Samstag, 28. Dezember 2013

Kapitel 19 Untersuchung der Zeit (Kala parikasha) Nagarjuna, MMK

Die wirkliche existentielle Zeit des Buddhismus ist in der Theorie und Praxis von sehr großer Bedeutung. Auch in der modernen Physik ist das Verhältnis von Zeit und Raum von zentraler Bedeutung. Diese Kenntnisse standen den Buddhisten zur Zeit Nagarjunas natürlich noch nicht zur Verfügung, aber die großen Meister hatten eine tiefe intuitive Einsicht, was die existentielle Zeit, die Sein-Zeit für den Menschen und die Welt ist.

Der Buddhismus hat als wesentliche Grundlage die Wirklichkeit des wahre Handelns im gegenwärtigen Augenblick. Dies ist die wahre Zeit der Existenz. Weder die Vergangenheit noch die Zukunft lassen das Handeln in der Wirklichkeit zu. Sie sind lediglich Erinnerungen und Widerspiegelungen in unserem Gehirn. Ich bezeichne sie als lineare Zeit. Für organisatorische und technische Fragestellungen und Aufgaben ist die lineare Zeit sicher ein wichtiges Hilfsmittel, aber für die wesentlichen Bereiche der existenziellen Wirklichkeit, nicht zuletzt in der spirituellen Erfahrung, ist der gegenwärtige Augenblick wichtiger als alles andere.

Gegenüber dem wahren erlebten Augenblick ist eine Zeitangabe mit dem Begriff „Gegenwart“ sehr viel abstrakter und ungenauer. Daher zähle ich die Vorstellung der Gegenwart wie die Vergangenheit und Zukunft zur linearen Zeit und nicht zur Existenz-Zeit.

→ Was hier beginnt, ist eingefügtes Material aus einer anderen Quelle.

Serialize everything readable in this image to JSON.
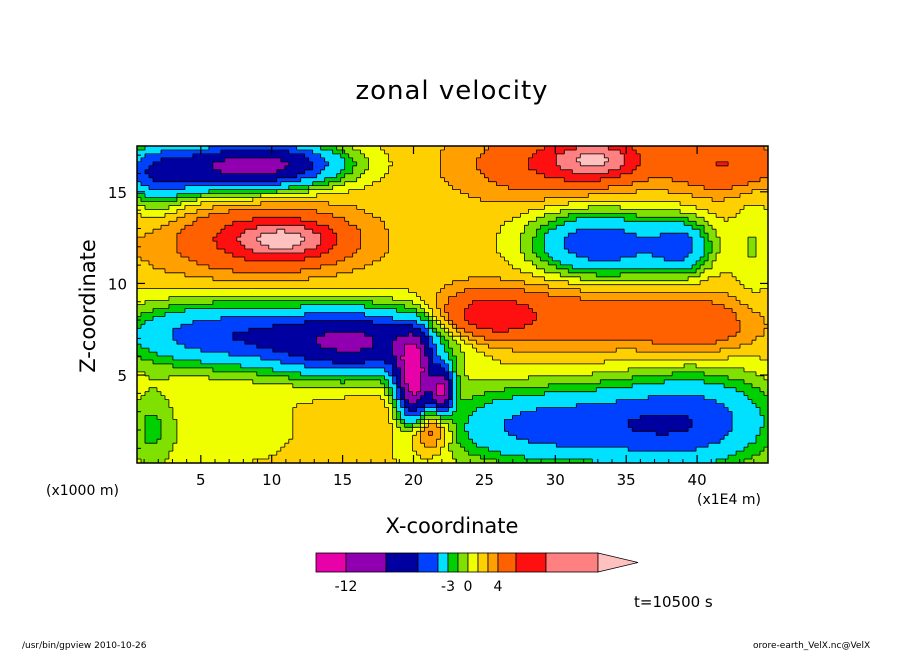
{
  "chart_data": {
    "type": "heatmap",
    "title": "zonal velocity",
    "xlabel": "X-coordinate",
    "ylabel": "Z-coordinate",
    "x_units_label_left": "(x1000 m)",
    "x_units_label_right": "(x1E4 m)",
    "xlim": [
      0.5,
      45
    ],
    "ylim": [
      0.2,
      17.5
    ],
    "xticks": [
      5,
      10,
      15,
      20,
      25,
      30,
      35,
      40
    ],
    "yticks": [
      5,
      10,
      15
    ],
    "time_label": "t=10500 s",
    "colorbar": {
      "colors": [
        "#e800a8",
        "#9000b0",
        "#0000a0",
        "#0040ff",
        "#00e0ff",
        "#00d000",
        "#80e000",
        "#f0ff00",
        "#ffd000",
        "#ffa000",
        "#ff6000",
        "#ff1010",
        "#ff8080",
        "#ffc0c0"
      ],
      "tick_labels": [
        "-12",
        "-3",
        "0",
        "4"
      ],
      "tick_slots": [
        1,
        5,
        7,
        10
      ]
    },
    "regions": [
      {
        "x": 4,
        "z": 16.2,
        "u": -6,
        "rx": 6,
        "rz": 1.4
      },
      {
        "x": 10,
        "z": 16.5,
        "u": -9,
        "rx": 5,
        "rz": 1.2
      },
      {
        "x": 2,
        "z": 15.5,
        "u": -2,
        "rx": 2,
        "rz": 2
      },
      {
        "x": 9,
        "z": 12.4,
        "u": 4,
        "rx": 6.5,
        "rz": 2
      },
      {
        "x": 11,
        "z": 12.4,
        "u": 6,
        "rx": 3.5,
        "rz": 1
      },
      {
        "x": 6,
        "z": 7.2,
        "u": -6,
        "rx": 7,
        "rz": 1.8
      },
      {
        "x": 16,
        "z": 6.8,
        "u": -10,
        "rx": 6,
        "rz": 1.8
      },
      {
        "x": 1.5,
        "z": 2,
        "u": -2,
        "rx": 1.8,
        "rz": 2.5
      },
      {
        "x": 7,
        "z": 2,
        "u": -0.5,
        "rx": 5,
        "rz": 2.2
      },
      {
        "x": 19,
        "z": 2.8,
        "u": 2,
        "rx": 4,
        "rz": 1.8
      },
      {
        "x": 21,
        "z": 2,
        "u": 5,
        "rx": 1.5,
        "rz": 1.2
      },
      {
        "x": 20,
        "z": 4.7,
        "u": -14,
        "rx": 1.2,
        "rz": 2.3
      },
      {
        "x": 22,
        "z": 4.2,
        "u": -12,
        "rx": 0.8,
        "rz": 1.2
      },
      {
        "x": 25,
        "z": 8.2,
        "u": 5,
        "rx": 3.5,
        "rz": 1.3
      },
      {
        "x": 32,
        "z": 8.2,
        "u": 3,
        "rx": 8,
        "rz": 1.8
      },
      {
        "x": 40,
        "z": 7.6,
        "u": 3,
        "rx": 4,
        "rz": 1.5
      },
      {
        "x": 30,
        "z": 2.2,
        "u": -6,
        "rx": 9,
        "rz": 2.2
      },
      {
        "x": 40,
        "z": 2.5,
        "u": -5,
        "rx": 6,
        "rz": 2.8
      },
      {
        "x": 32,
        "z": 12.2,
        "u": -5,
        "rx": 4,
        "rz": 1.8
      },
      {
        "x": 36,
        "z": 12,
        "u": -3,
        "rx": 4,
        "rz": 1.8
      },
      {
        "x": 39,
        "z": 12,
        "u": -4,
        "rx": 2,
        "rz": 1.5
      },
      {
        "x": 30,
        "z": 16.5,
        "u": 4,
        "rx": 6,
        "rz": 1.8
      },
      {
        "x": 33,
        "z": 16.8,
        "u": 6,
        "rx": 3,
        "rz": 1
      },
      {
        "x": 42,
        "z": 16.5,
        "u": 4,
        "rx": 4,
        "rz": 1.5
      },
      {
        "x": 24,
        "z": 14,
        "u": 0.5,
        "rx": 4,
        "rz": 4
      },
      {
        "x": 44,
        "z": 12,
        "u": -1,
        "rx": 1.5,
        "rz": 3
      }
    ]
  },
  "footer": {
    "left": "/usr/bin/gpview   2010-10-26",
    "right": "orore-earth_VelX.nc@VelX"
  }
}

Im Shôbôgenzô von Meister Dôgen gibt es ein gesondertes Grundlagen-Kapitel zur Sein-Zeit mit der japanischen Bezeichnung Uji, wobei U die Existenz und ji die Zeit bedeutet. In Vers 6 dieses Kapitels kommt Nagarjuna viele Jahrhunderte früher auf die gleichen existentiellen Aussagen über die wahre Zeit wie Dôgen.

Vers 1
Nagarjuna nennt die Vergangenheit eine Zeit, in welcher der gegenwärtige Augenblick noch nicht da ist. Wenn der gegenwärtige Augenblick angekommen ist, wird die Vergangenheit zur Erinnerung in unserem Gehirn und das ist eine unvollständige Repräsentation dessen, was in der Vergangenheit wirklich gewesen ist. Die Augenblicke in der Vergangenheit waren Wirklichkeit, aber die Erinnerung daran ist es nicht.

Vers 2
Der gegenwärtige Augenblick hat Stabilität und Wirklichkeit. Dagegen gibt es für die Vergangenheit viele Unsicherheiten und wir können nie ganz sicher sein, was wirklich in der Vergangenheit gewesen ist.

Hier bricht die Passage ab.